Confrontado pelos jornalistas com esta realidade e com a perda de espaço para as vinhas, o presidente do Governo Regional, Miguel Albuquerque, recusou cenários alarmistas.
Para Miguel Albuquerque, o avanço do mercado imobiliário não dita o fim do sector, mas sim uma transformação estrutural.
"Todos os anos, durante os últimos anos anunciavam sempre as desgraças para a viticultura. Essas desgraças nunca têm a acontecido", vincou o governante, sublinhando que o abandono da terra por produtores mais antigos faz parte de uma mudança geracional necessária.

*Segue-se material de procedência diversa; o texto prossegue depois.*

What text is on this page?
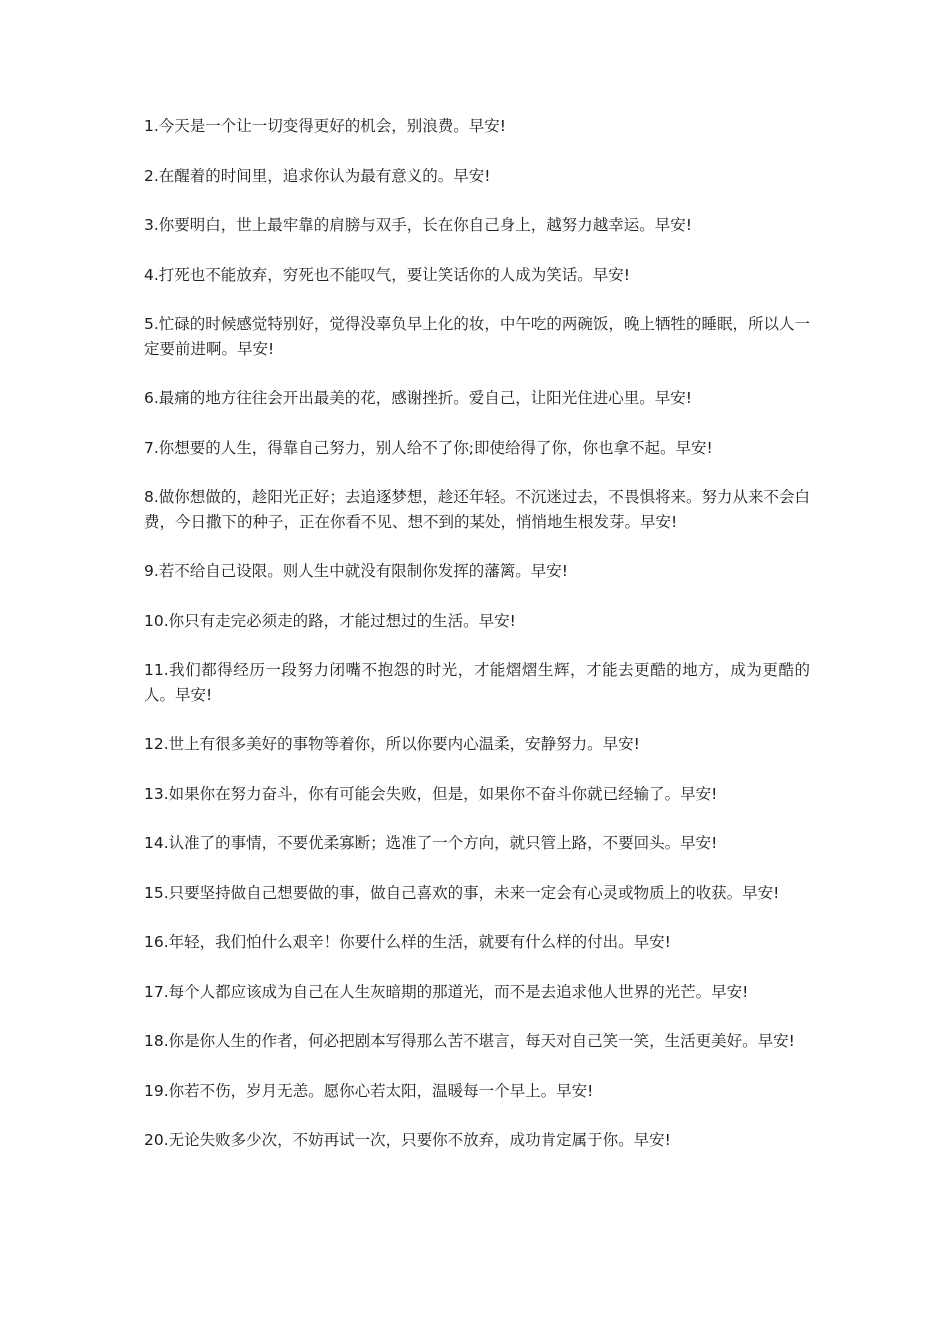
1.今天是一个让一切变得更好的机会，别浪费。早安!

2.在醒着的时间里，追求你认为最有意义的。早安!

3.你要明白，世上最牢靠的肩膀与双手，长在你自己身上，越努力越幸运。早安!

4.打死也不能放弃，穷死也不能叹气，要让笑话你的人成为笑话。早安!

5.忙碌的时候感觉特别好，觉得没辜负早上化的妆，中午吃的两碗饭，晚上牺牲的睡眠，所以人一定要前进啊。早安!

6.最痛的地方往往会开出最美的花，感谢挫折。爱自己，让阳光住进心里。早安!

7.你想要的人生，得靠自己努力，别人给不了你;即使给得了你，你也拿不起。早安!

8.做你想做的，趁阳光正好；去追逐梦想，趁还年轻。不沉迷过去，不畏惧将来。努力从来不会白费，今日撒下的种子，正在你看不见、想不到的某处，悄悄地生根发芽。早安!

9.若不给自己设限。则人生中就没有限制你发挥的藩篱。早安!

10.你只有走完必须走的路，才能过想过的生活。早安!

11.我们都得经历一段努力闭嘴不抱怨的时光，才能熠熠生辉，才能去更酷的地方，成为更酷的人。早安!

12.世上有很多美好的事物等着你，所以你要内心温柔，安静努力。早安!

13.如果你在努力奋斗，你有可能会失败，但是，如果你不奋斗你就已经输了。早安!

14.认准了的事情，不要优柔寡断；选准了一个方向，就只管上路，不要回头。早安!

15.只要坚持做自己想要做的事，做自己喜欢的事，未来一定会有心灵或物质上的收获。早安!

16.年轻，我们怕什么艰辛！你要什么样的生活，就要有什么样的付出。早安!

17.每个人都应该成为自己在人生灰暗期的那道光，而不是去追求他人世界的光芒。早安!

18.你是你人生的作者，何必把剧本写得那么苦不堪言，每天对自己笑一笑，生活更美好。早安!

19.你若不伤，岁月无恙。愿你心若太阳，温暖每一个早上。早安!

20.无论失败多少次，不妨再试一次，只要你不放弃，成功肯定属于你。早安!
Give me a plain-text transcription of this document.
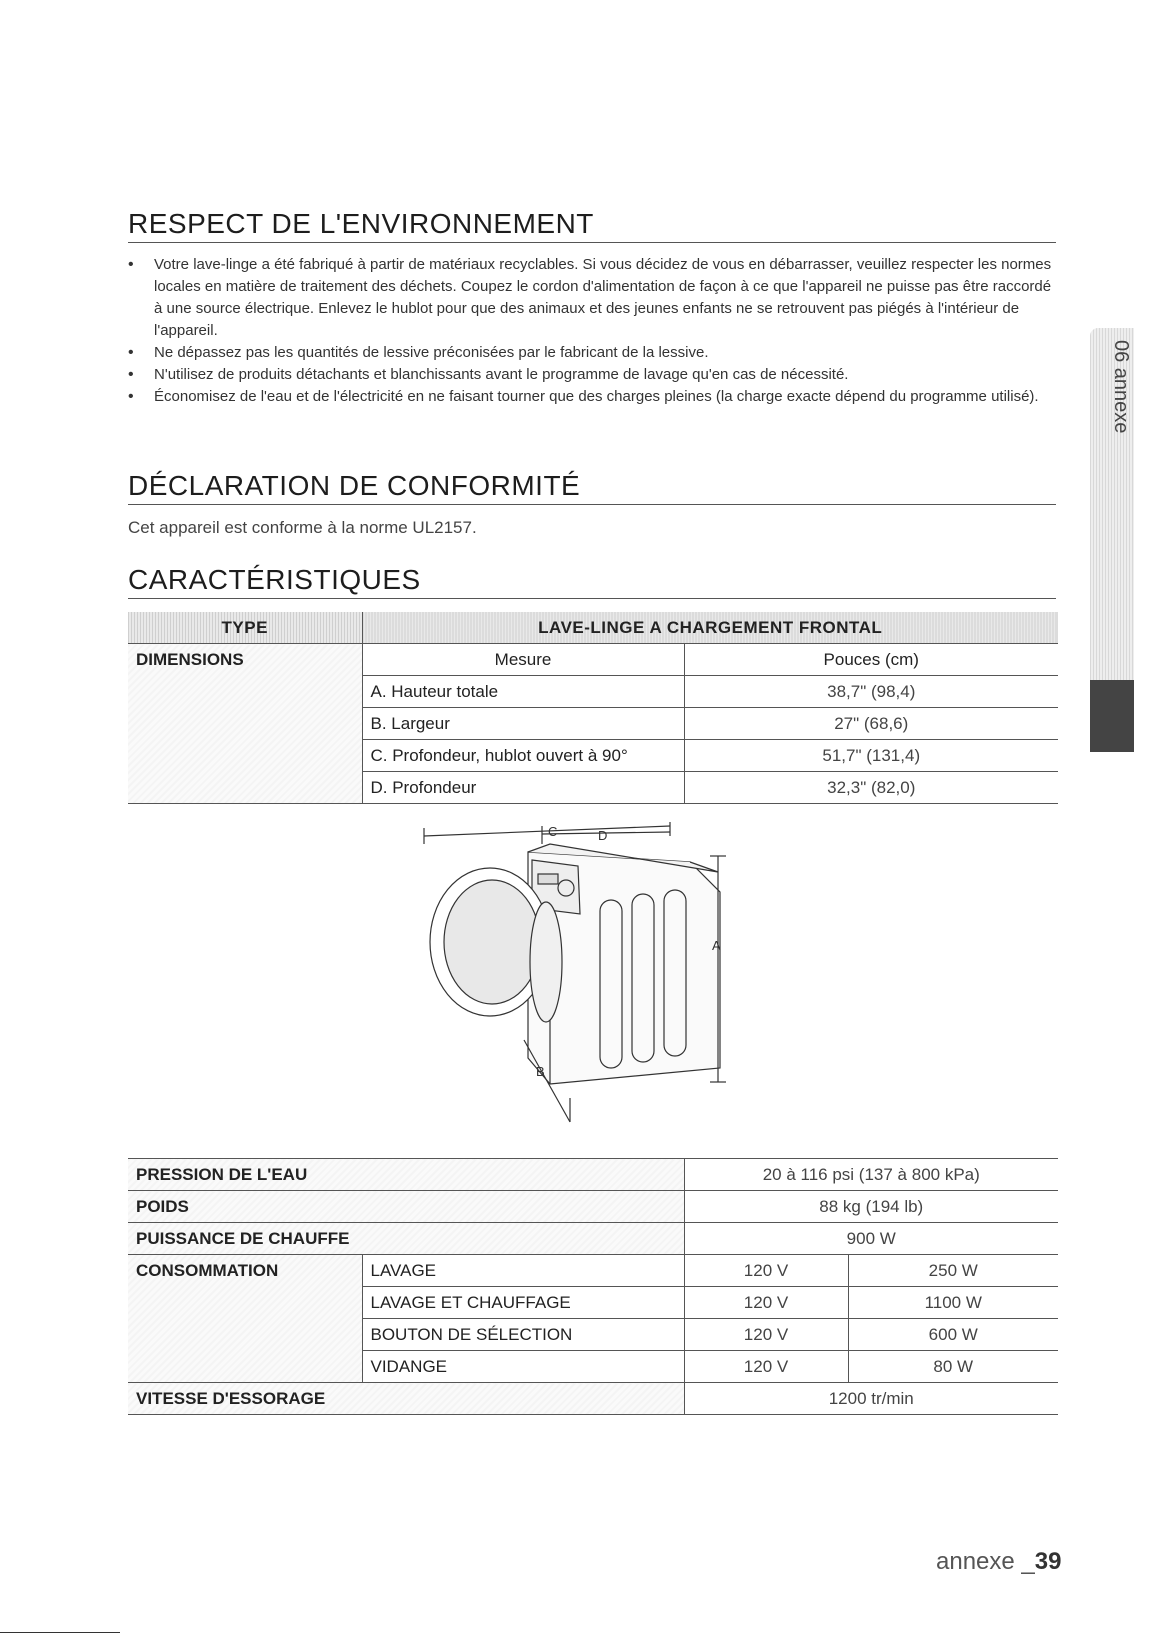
RESPECT DE L'ENVIRONNEMENT
• Votre lave-linge a été fabriqué à partir de matériaux recyclables. Si vous décidez de vous en débarrasser, veuillez respecter les normes locales en matière de traitement des déchets. Coupez le cordon d'alimentation de façon à ce que l'appareil ne puisse pas être raccordé à une source électrique. Enlevez le hublot pour que des animaux et des jeunes enfants ne se retrouvent pas piégés à l'intérieur de l'appareil.
• Ne dépassez pas les quantités de lessive préconisées par le fabricant de la lessive.
• N'utilisez de produits détachants et blanchissants avant le programme de lavage qu'en cas de nécessité.
• Économisez de l'eau et de l'électricité en ne faisant tourner que des charges pleines (la charge exacte dépend du programme utilisé).
DÉCLARATION DE CONFORMITÉ
Cet appareil est conforme à la norme UL2157.
CARACTÉRISTIQUES
06 annexe
TYPE	LAVE-LINGE A CHARGEMENT FRONTAL	
DIMENSIONS	Mesure	Pouces (cm)
	A. Hauteur totale	38,7" (98,4)
	B. Largeur	27" (68,6)
	C. Profondeur, hublot ouvert à 90°	51,7" (131,4)
	D. Profondeur	32,3" (82,0)
C	D
A
B
PRESSION DE L'EAU		20 à 116 psi (137 à 800 kPa)	
POIDS		88 kg (194 lb)	
PUISSANCE DE CHAUFFE		900 W	
CONSOMMATION	LAVAGE	120 V	250 W
	LAVAGE ET CHAUFFAGE	120 V	1100 W
	BOUTON DE SÉLECTION	120 V	600 W
	VIDANGE	120 V	80 W
VITESSE D'ESSORAGE		1200 tr/min	
annexe _39
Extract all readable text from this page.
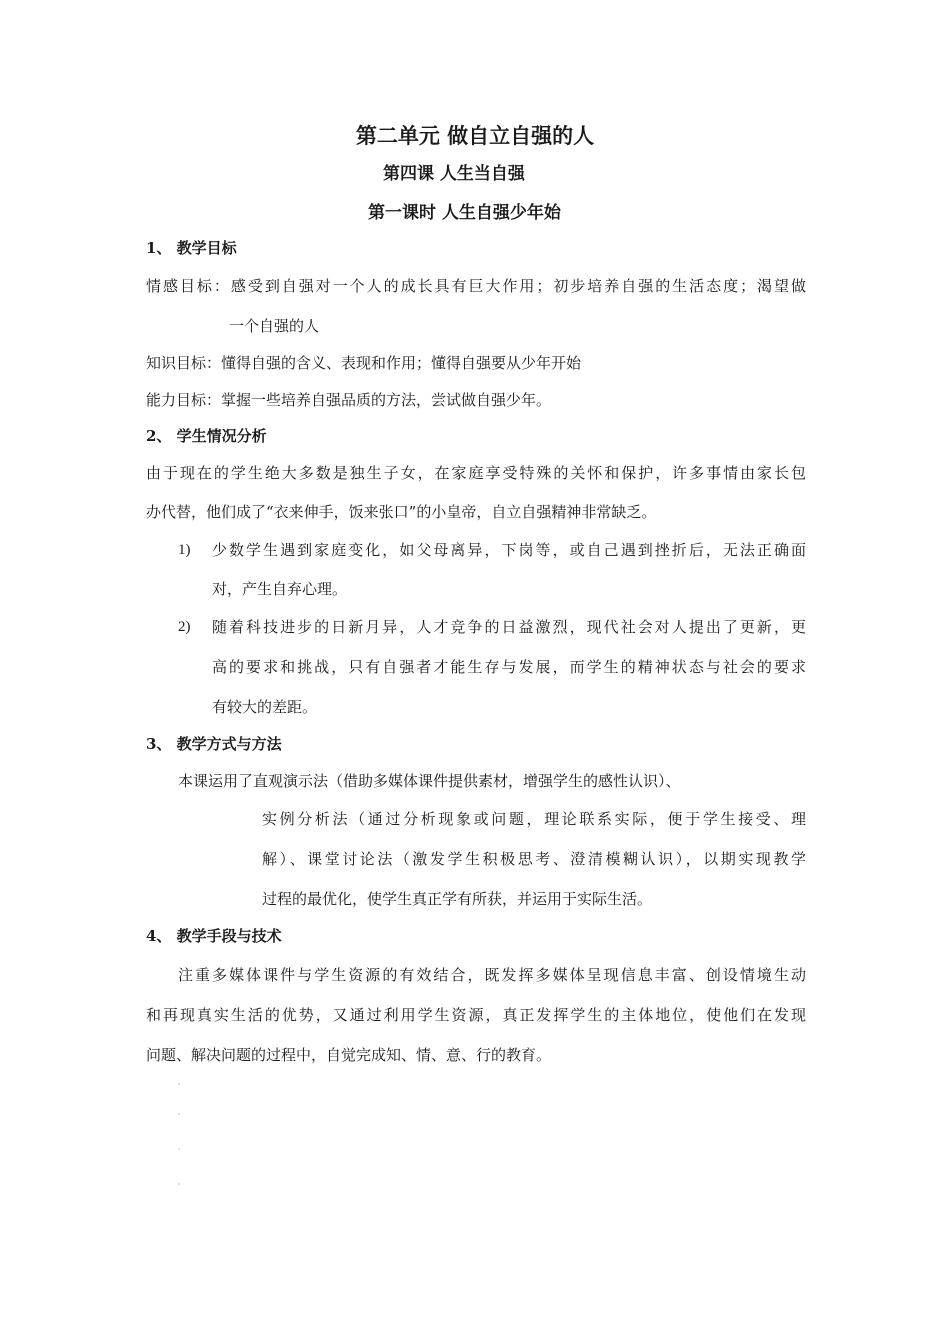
第二单元 做自立自强的人
第四课 人生当自强
第一课时 人生自强少年始
1、 教学目标
情感目标：感受到自强对一个人的成长具有巨大作用；初步培养自强的生活态度；渴望做
一个自强的人
知识目标：懂得自强的含义、表现和作用；懂得自强要从少年开始
能力目标：掌握一些培养自强品质的方法，尝试做自强少年。
2、 学生情况分析
由于现在的学生绝大多数是独生子女，在家庭享受特殊的关怀和保护，许多事情由家长包
办代替，他们成了“衣来伸手，饭来张口”的小皇帝，自立自强精神非常缺乏。
1) 少数学生遇到家庭变化，如父母离异，下岗等，或自己遇到挫折后，无法正确面
对，产生自弃心理。
2) 随着科技进步的日新月异，人才竞争的日益激烈，现代社会对人提出了更新，更
高的要求和挑战，只有自强者才能生存与发展，而学生的精神状态与社会的要求
有较大的差距。
3、 教学方式与方法
本课运用了直观演示法（借助多媒体课件提供素材，增强学生的感性认识）、
实例分析法（通过分析现象或问题，理论联系实际，便于学生接受、理
解）、课堂讨论法（激发学生积极思考、澄清模糊认识），以期实现教学
过程的最优化，使学生真正学有所获，并运用于实际生活。
4、 教学手段与技术
注重多媒体课件与学生资源的有效结合，既发挥多媒体呈现信息丰富、创设情境生动
和再现真实生活的优势，又通过利用学生资源，真正发挥学生的主体地位，使他们在发现
问题、解决问题的过程中，自觉完成知、情、意、行的教育。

"O desafio é sempre o mesmo. Você não vai ter uma agricultura como antigamente, mudar aquela agricultura de escravo", reiterou, defendendo que a sustentabilidade da atividade depende exclusivamente do seu retorno financeiro.
A agricultura hoje tem que ser rentável. Deve ser rentável no quadro daquilo que são os rendimentos que são devidos aos agricultores. Ninguém vai produzir nada a produzir a vinha se não tiver resultados Miguel Albuquerque
De acordo com o chefe do executivo madeirense, desde que haja retorno financeiro, "as pessoas continuam a apostar na agricultura".
Produção atinge 2.805 toneladas
Apesar das inquietações sobre a redução de área cultivável, a intervenção de Albuquerque centrou-se no sucesso quantitativo da atual campanha vitícola, cujos números provam a resiliência do sector.
O líder madeirense revelou dados optimistas recolhidos junto da Secretaria Regional da Agricultura.
"Este ano, segundo me informou aqui o secretário, nós já estamos atingimos a produção já do ano passado, nesta altura 2.805 toneladas, o que é bom”, apontou.
O governante sustentou ainda que a produtividade e a valorização das castas de qualidade na Madeira continuam a crescer face a anos anteriores, sustentando a vitalidade económica do sector agrícola regional.
"A banana continua de facto a render cerca de 22 milhões de dias e o vinho continua também nesta senda portanto continua a ser uma atividade rentável”, reiterou o presidente do Governo Regional.
A Festa das Vindimas decorre ao longo deste sábado no Estreito, incluindo uma demonstração de vindimas, o cortejo etnográfico, a pisa e repisa no lagar e um concurso do vinho 'Quem é o mais rápido'.
O programa prossegue durante a tarde e noite com animação cultural e musical, estando previsto, entre outros momentos, o concerto de José Malhoa, às 22h30.